Nicknamed Sid, O'Connor won the Republic of Ireland National Senior Snooker Championship in 1990, defeating Richard McHugh 8–4 in the final. He was 18 years and 40 days when he secured the World Amateur Snooker Championship title in Colombo, Sri Lanka on November 25 November 1990, defeating Steve Lemmens of Belgium in the final 11–8.

He turned professional for the start of the 1991–92 snooker season. The furthest he progressed in his first season was winning four matches in the qualifying competition for the 1992 Classic; he lost 4–5 to Graham Miles in round 5. In the first qualifying round of the 1992 World Championship he beat Chris Carpenter 6-4, but in round two John Read defeated him 6–4.

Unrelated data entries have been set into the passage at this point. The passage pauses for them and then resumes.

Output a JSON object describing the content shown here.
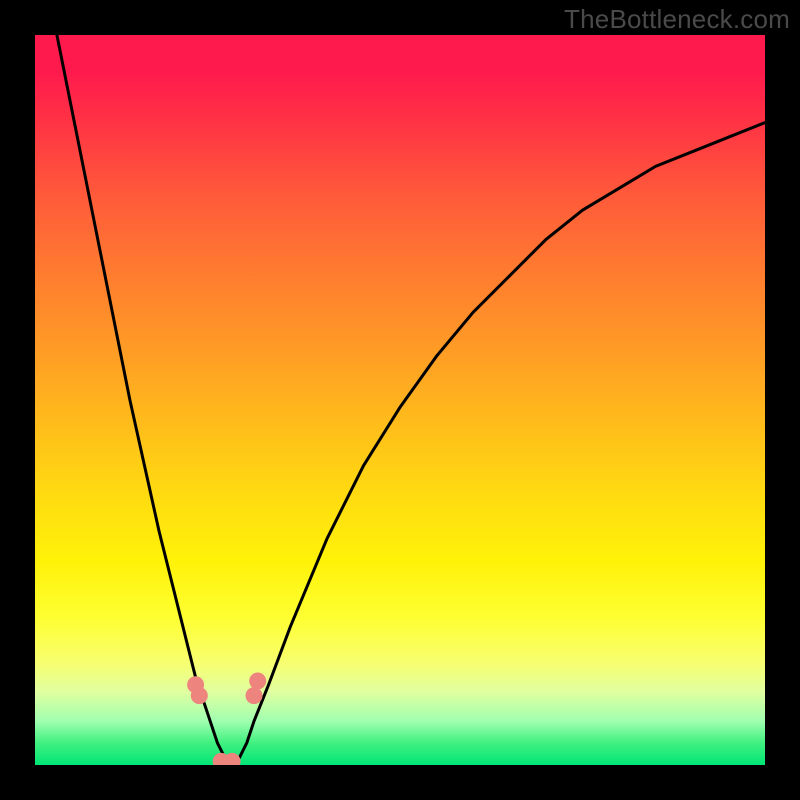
{
  "watermark": "TheBottleneck.com",
  "colors": {
    "frame": "#000000",
    "watermark": "#4a4a4a",
    "curve": "#000000",
    "markers": "#ee847e",
    "gradient_stops": [
      {
        "pos": 0,
        "color": "#ff1a4d"
      },
      {
        "pos": 5,
        "color": "#ff1a4d"
      },
      {
        "pos": 12,
        "color": "#ff3344"
      },
      {
        "pos": 22,
        "color": "#ff5a3a"
      },
      {
        "pos": 32,
        "color": "#ff7a30"
      },
      {
        "pos": 42,
        "color": "#ff9826"
      },
      {
        "pos": 52,
        "color": "#ffb81c"
      },
      {
        "pos": 62,
        "color": "#ffd812"
      },
      {
        "pos": 72,
        "color": "#fff208"
      },
      {
        "pos": 80,
        "color": "#feff33"
      },
      {
        "pos": 86,
        "color": "#f8ff70"
      },
      {
        "pos": 90,
        "color": "#e0ffa0"
      },
      {
        "pos": 94,
        "color": "#a0ffb0"
      },
      {
        "pos": 97,
        "color": "#40f080"
      },
      {
        "pos": 100,
        "color": "#00e676"
      }
    ]
  },
  "chart_data": {
    "type": "line",
    "title": "",
    "xlabel": "",
    "ylabel": "",
    "xlim": [
      0,
      100
    ],
    "ylim": [
      0,
      100
    ],
    "note": "Values are percentages; y=0 is bottom (green), y=100 is top (red). Single V-shaped curve with minimum near x≈25.",
    "series": [
      {
        "name": "bottleneck-curve",
        "x": [
          3,
          5,
          7,
          9,
          11,
          13,
          15,
          17,
          19,
          21,
          22,
          23,
          24,
          25,
          26,
          27,
          28,
          29,
          30,
          32,
          35,
          40,
          45,
          50,
          55,
          60,
          65,
          70,
          75,
          80,
          85,
          90,
          95,
          100
        ],
        "y": [
          100,
          90,
          80,
          70,
          60,
          50,
          41,
          32,
          24,
          16,
          12,
          9,
          6,
          3,
          1,
          0,
          1,
          3,
          6,
          11,
          19,
          31,
          41,
          49,
          56,
          62,
          67,
          72,
          76,
          79,
          82,
          84,
          86,
          88
        ]
      }
    ],
    "markers": [
      {
        "x": 22.0,
        "y": 11.0,
        "label": "left-upper"
      },
      {
        "x": 22.5,
        "y": 9.5,
        "label": "left-lower"
      },
      {
        "x": 25.5,
        "y": 0.5,
        "label": "min-left"
      },
      {
        "x": 27.0,
        "y": 0.5,
        "label": "min-right"
      },
      {
        "x": 30.0,
        "y": 9.5,
        "label": "right-lower"
      },
      {
        "x": 30.5,
        "y": 11.5,
        "label": "right-upper"
      }
    ]
  }
}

He defeated John Rea, Cliff Thorburn, Pat Kenny, and Peter Francisco in the qualifiers of the 1993 World Championship to reach the main stage for the first and only time of his career. He lost 1–10 to John Parrott in the first round.

In 1994, O'Connor took part in the longest at the non-televised stage of a ranking event, when a frame lasted 92 minutes and 59 seconds in his match against Thorburn at the Welsh Open.

He reached the penultimate round of qualifying of the 1999 World Championship, but he lost to Jonathan Birch.

His last match as a professional was a 1–10 defeat to Sean Storey in the qualifying competition for the 2001 World Championship. O'Connor finished the 2000–01 season ranked 108th and was relegated from the professional ranks. The highest ranking he attained during his career was 68th.